In this world I’m building, My Dearest M exists both as story and artifact. Within The Forfeit, it appears as a film—a passing cultural reference that sparks a conversation about love and identity in a speculative age. In A Year to Love, the same truths unfold in sunlight instead of shadow, with hope taking the place of despair, and the first-person intimacy of My Dearest M expanded into a third-person chorus. Each story becomes a new dialect in the same emotional language, a reimagining of what it means to lose and find oneself in another.
What fascinates me most is how each story refracts the same truth through a different lens. The man confronting his own ghost in The Red Thirst, the seeker gazing into the depths in The Scrying Glass, the lover learning to live again in A Year to Love—they all belong to the same spiritual family.

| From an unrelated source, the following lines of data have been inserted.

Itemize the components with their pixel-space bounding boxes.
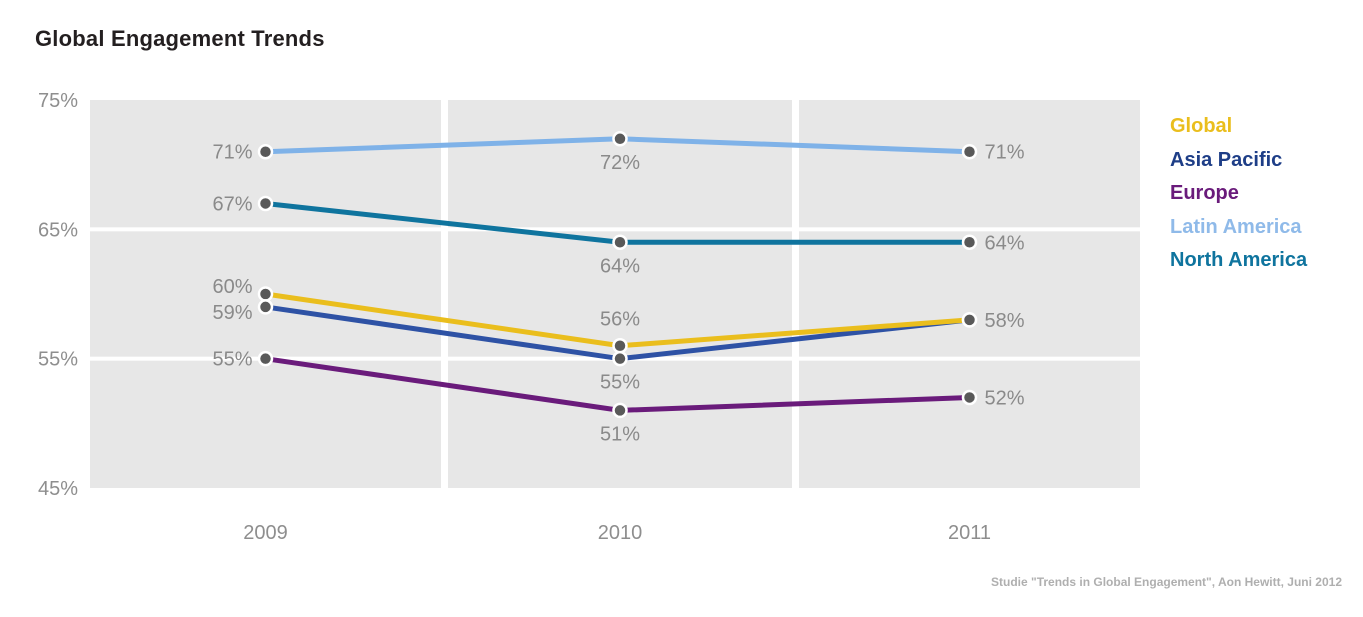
data-point-asia-pacific-2010 (612, 350, 628, 367)
point-label-global-2010: 56% (600, 309, 640, 331)
point-label-europe-2009: 55% (212, 349, 252, 371)
data-point-europe-2009 (257, 350, 274, 367)
legend-item-north-america: North America (1170, 249, 1308, 271)
legend: Global Asia Pacific Europe Latin America Nor… (1170, 110, 1360, 278)
point-label-latin-america-2009: 71% (212, 142, 252, 164)
x-tick-label-2010: 2010 (598, 522, 643, 544)
point-label-asia-pacific-2010: 55% (600, 372, 640, 394)
data-point-north-america-2011 (961, 234, 978, 251)
point-label-north-america-2011: 64% (985, 232, 1025, 254)
data-point-north-america-2010 (612, 234, 628, 251)
point-label-latin-america-2011: 71% (985, 142, 1025, 164)
point-label-europe-2010: 51% (600, 423, 640, 445)
legend-item-europe: Europe (1170, 182, 1239, 204)
y-tick-label-75: 75% (38, 90, 78, 112)
data-point-global-2009 (257, 286, 274, 302)
data-point-asia-pacific-2009 (257, 299, 274, 315)
data-point-latin-america-2011 (961, 143, 978, 160)
plot-panel-2010 (448, 100, 792, 488)
y-tick-label-65: 65% (38, 219, 78, 241)
data-point-latin-america-2009 (257, 143, 274, 160)
data-point-europe-2010 (612, 402, 628, 419)
point-label-global-2011: 58% (985, 310, 1025, 332)
point-label-asia-pacific-2009: 59% (212, 302, 252, 324)
data-point-europe-2011 (961, 389, 978, 406)
data-point-latin-america-2010 (612, 131, 628, 147)
legend-item-asia-pacific: Asia Pacific (1170, 148, 1283, 171)
data-point-global-2010 (612, 337, 628, 354)
x-tick-label-2011: 2011 (948, 522, 991, 544)
y-tick-label-45: 45% (38, 478, 78, 500)
point-label-global-2009: 60% (212, 276, 252, 298)
point-label-latin-america-2010: 72% (600, 152, 640, 174)
point-label-north-america-2010: 64% (600, 255, 640, 277)
legend-item-global: Global (1170, 115, 1233, 137)
data-point-asia-pacific-2011 (961, 312, 978, 328)
legend-item-latin-america: Latin America (1170, 215, 1302, 238)
point-label-north-america-2009: 67% (212, 193, 252, 215)
x-tick-label-2009: 2009 (243, 522, 288, 544)
plot-panel-2011 (799, 100, 1140, 488)
source-note: Studie "Trends in Global Engagement", Ao… (991, 575, 1342, 589)
point-label-europe-2011: 52% (985, 387, 1025, 409)
gridline-65 (90, 227, 1140, 232)
data-point-north-america-2009 (257, 195, 274, 212)
chart-title: Global Engagement Trends (35, 26, 325, 51)
y-tick-label-55: 55% (38, 349, 78, 371)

Their worlds overlap not through plot but through pulse, through the shared language of haunted hearts and sacred wounds.
Both The Red Thirst and The Scrying Glass actually operate in a shared universe. I have this idea around Beli Mawr. If you know, well, you know. And, aye, Farren’s has made it into at least two of the works.
The Forfeit, which I haven’t introduced yet, is speculative fiction exploring identities in a world where Jung’s metaconsciousness is proved real and can be manipulated. The Scrying Glass, a horror novel about a possessed mirror told across two timelines, one family—and The Viking and the Princess, a tale about a captured Irish lad navigating 10th-century Viking raids in Ukraine, trying to find his way home to Donegal.